Platted out to bring traffic from the busy Second Street, which was the center of German American business life before the Civil War, Merchant Street provided a convenient link over to South Broadway and the French Market area, which of course became the road south to the town of Carondelet and its industrial suburb of Patch.

You can see the bank building above on the Compton and Dry view. Below, you can also see this building to the northeast up Merchant Street.


Basically everything you see in the Sanborn maps above and below has been annihilated for the usual reasons–the same reasons they were going to use to demolish Soulard and Lafayette Square, of course.

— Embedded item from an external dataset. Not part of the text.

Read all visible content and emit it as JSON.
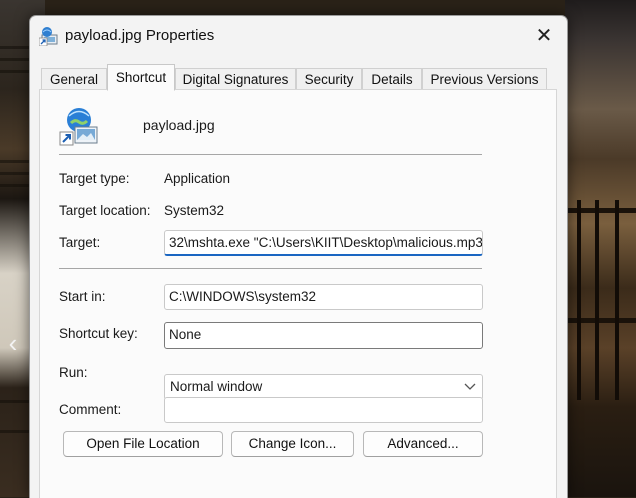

Today, the southwest block of Merchant Street has been removed from the street grid, but the cross street of Rutger Street, which still appears on maps, now exists only as a grassy strip vacated by the City and fenced in from Third to Broadway.
To the east from Third to Second, the right-of-way and pavement still exists, sort of, but it has been blocked off.
There’s all sorts of great stuff that has been burned down here! Just look at how well the Kosciusko Urban Renewal Plan worked out for St. Louis!
If you look closely below, you can see that the fence goes off in the distance at a 45 degree angle, and the trees are in a row at the same degree. This is the remaining right-of-way for the northeast block of Merchant Street, which still technically exists. The long-term storage facility’s official address is still technically on Merchant Street, perhaps the only government-based recognition that the street still exists.